# Spark streaming

[Documentstion](https://spark.apache.org/docs/latest/streaming-programming-guide.html)

## Window Operations Types

### window
Compute new DStream based on windowed batches of source DS.

### countByWindow
Sliding window count of elements.

### reduceByKeyAndWindow
Applied on PairDStreams. Values for each key are aggregated over a sliding window. Improve performance with inverse function.

### countByValueAndWindow
Returns DStream of (K,V} pairs where the value of each key is its frequency.

## Quiz:

- Which operation returns a new single-element stream, created by aggregating elements in the stream over a sliding interval using func?
    - reduceByWindow


- What is Spark Streaming?
    - It is an extension of the core Spark API that enables scalable, high-throughput, fault-tolerance stream processing of live data streams.


- What stateful operations exist?
    - updateStateByKey
    - mapWithState


- You cannot develop custom streaming sources for your own needs in Spark Streaming.
    - False


- SparkContext is the entry point for all spark streaming functionality.
    - False

## Spark Data Streaming

### Quiz:

- What is true about streaming data?
    - Streaming data is generated continuously by data sources
    - Wide variety of sources
    - Data is processed sequentially


- In what way is streaming implemented in spark streaming?
    - Micro batching


- What is DStream?
    - It is a key abstraction, which represents a stream of data divided into small batches.

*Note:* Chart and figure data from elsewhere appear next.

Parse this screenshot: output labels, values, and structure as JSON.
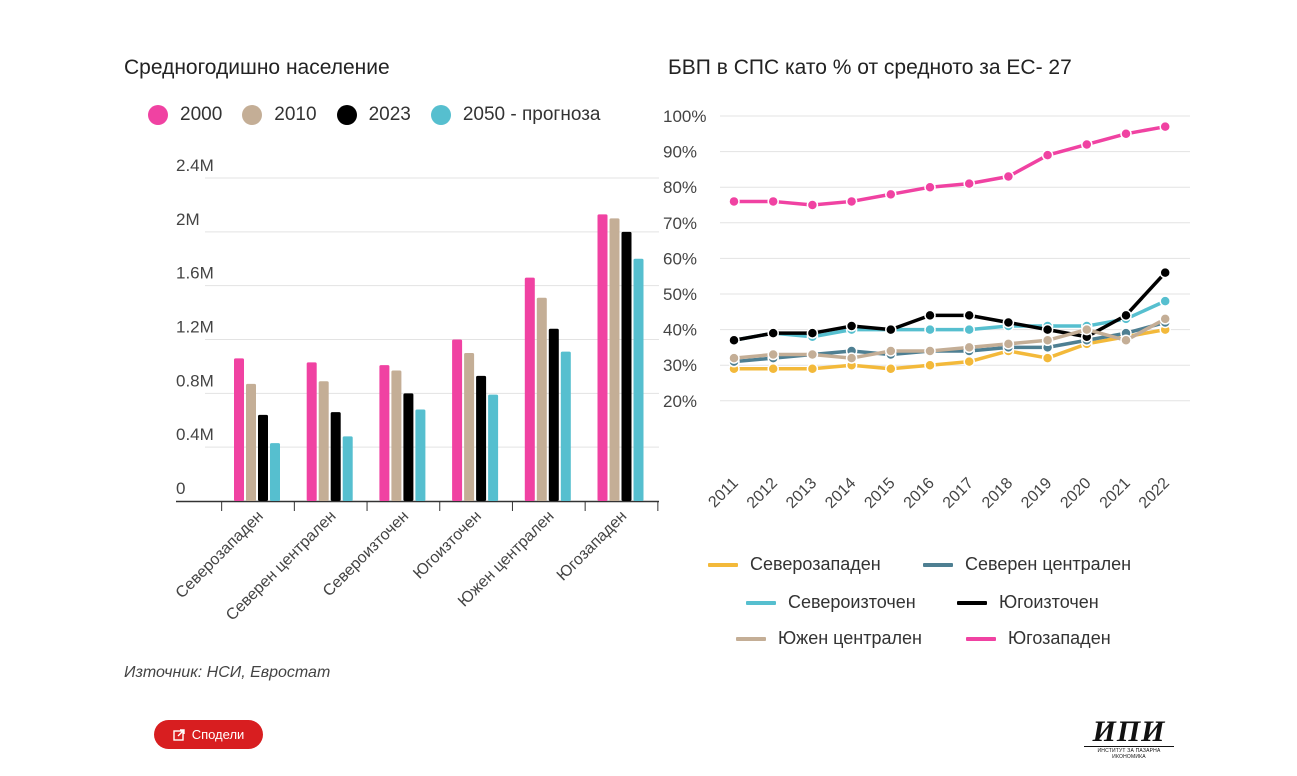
{
  "left_title": "Средногодишно население",
  "right_title": "БВП в СПС като % от средното за ЕС- 27",
  "legend_left": [
    {
      "label": "2000",
      "color": "#f042a2"
    },
    {
      "label": "2010",
      "color": "#c4ae96"
    },
    {
      "label": "2023",
      "color": "#000000"
    },
    {
      "label": "2050 - прогноза",
      "color": "#56bfcf"
    }
  ],
  "chart_data": [
    {
      "type": "bar",
      "title": "Средногодишно население",
      "categories": [
        "Северозападен",
        "Северен централен",
        "Североизточен",
        "Югоизточен",
        "Южен централен",
        "Югозападен"
      ],
      "y_ticks": [
        "0",
        "0.4M",
        "0.8M",
        "1.2M",
        "1.6M",
        "2M",
        "2.4M"
      ],
      "ylim": [
        0,
        2400000
      ],
      "grid": true,
      "series": [
        {
          "name": "2000",
          "color": "#f042a2",
          "values": [
            1060000,
            1030000,
            1010000,
            1200000,
            1660000,
            2130000
          ]
        },
        {
          "name": "2010",
          "color": "#c4ae96",
          "values": [
            870000,
            890000,
            970000,
            1100000,
            1510000,
            2100000
          ]
        },
        {
          "name": "2023",
          "color": "#000000",
          "values": [
            640000,
            660000,
            800000,
            930000,
            1280000,
            2000000
          ]
        },
        {
          "name": "2050 - прогноза",
          "color": "#56bfcf",
          "values": [
            430000,
            480000,
            680000,
            790000,
            1110000,
            1800000
          ]
        }
      ]
    },
    {
      "type": "line",
      "title": "БВП в СПС като % от средното за ЕС- 27",
      "x": [
        "2011",
        "2012",
        "2013",
        "2014",
        "2015",
        "2016",
        "2017",
        "2018",
        "2019",
        "2020",
        "2021",
        "2022"
      ],
      "y_ticks": [
        "20%",
        "30%",
        "40%",
        "50%",
        "60%",
        "70%",
        "80%",
        "90%",
        "100%"
      ],
      "ylim": [
        20,
        100
      ],
      "grid": true,
      "legend_position": "bottom",
      "series": [
        {
          "name": "Северозападен",
          "color": "#f3b93a",
          "values": [
            29,
            29,
            29,
            30,
            29,
            30,
            31,
            34,
            32,
            36,
            38,
            40
          ]
        },
        {
          "name": "Северен централен",
          "color": "#4e7f92",
          "values": [
            31,
            32,
            33,
            34,
            33,
            34,
            34,
            35,
            35,
            37,
            39,
            42
          ]
        },
        {
          "name": "Североизточен",
          "color": "#56bfcf",
          "values": [
            37,
            39,
            38,
            40,
            40,
            40,
            40,
            41,
            41,
            41,
            43,
            48
          ]
        },
        {
          "name": "Югоизточен",
          "color": "#000000",
          "values": [
            37,
            39,
            39,
            41,
            40,
            44,
            44,
            42,
            40,
            38,
            44,
            56
          ]
        },
        {
          "name": "Южен централен",
          "color": "#c4ae96",
          "values": [
            32,
            33,
            33,
            32,
            34,
            34,
            35,
            36,
            37,
            40,
            37,
            43
          ]
        },
        {
          "name": "Югозападен",
          "color": "#f042a2",
          "values": [
            76,
            76,
            75,
            76,
            78,
            80,
            81,
            83,
            89,
            92,
            95,
            97
          ]
        }
      ]
    }
  ],
  "source": "Източник: НСИ, Евростат",
  "share_label": "Сподели",
  "logo": {
    "text": "ИПИ",
    "subtext": "ИНСТИТУТ ЗА ПАЗАРНА ИКОНОМИКА"
  }
}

- On what data type DStream is based on?
    - RDD

In [1]:
import os
from pyspark.sql import SparkSession
from pyspark import SparkContext
from pyspark.streaming import StreamingContext

os.environ["SPARK_HOME"] = "/mnt/d/Ubuntu/Programs/spark-3.1.1-bin-hadoop3.2"
os.environ["PYSPARK_PYTHON"] = "/usr/bin/python3"
os.environ["PYSPARK_DRIVER_PYTHON"] = "python3"
os.environ["PYSPARK_SUBMIT_ARGS"] = "pyspark-shell"

In [2]:
# master = "local"
# spark = SparkSession.builder.master(master).appName("NetworkWordCount").getOrCreate()

In [3]:
sc = SparkContext("local[2]", "NetworkWordCount")
ssc = StreamingContext(sc, 1)
ssc.checkpoint('./checkpoints')

In [4]:
# Create a DStream that will connect to hostname:port, like localhost:9999
lines = ssc.socketTextStream("localhost", 9999)

In [5]:
# Split each line into words
words = lines.flatMap(lambda line: line.split(" "))

In [6]:
# # Count each word in each batch
# pairs = words.map(lambda word: (word, 1))
# wordCounts = pairs.reduceByKey(lambda x, y: x + y)

# # Print the first ten elements of each RDD generated in this DStream to the console
# wordCounts.pprint()

In [7]:
# Window Operations

# Count each word in each batch
pairs = words.map(lambda word: (word, 1))

# Reduce last 30 seconds of data, every 10 seconds
windowedWordCounts = pairs.reduceByKeyAndWindow(lambda x, y: x + y, lambda x, y: x - y, 30, 10)

# Print the first ten elements of each RDD generated in this DStream to the console
windowedWordCounts.pprint()

In [8]:
ssc.start()             # Start the computation
ssc.awaitTermination()  # Wait for the computation to terminate

-------------------------------------------
Time: 2021-05-12 18:55:03
-------------------------------------------

-------------------------------------------
Time: 2021-05-12 18:55:13
-------------------------------------------

-------------------------------------------
Time: 2021-05-12 18:55:23
-------------------------------------------



KeyboardInterrupt: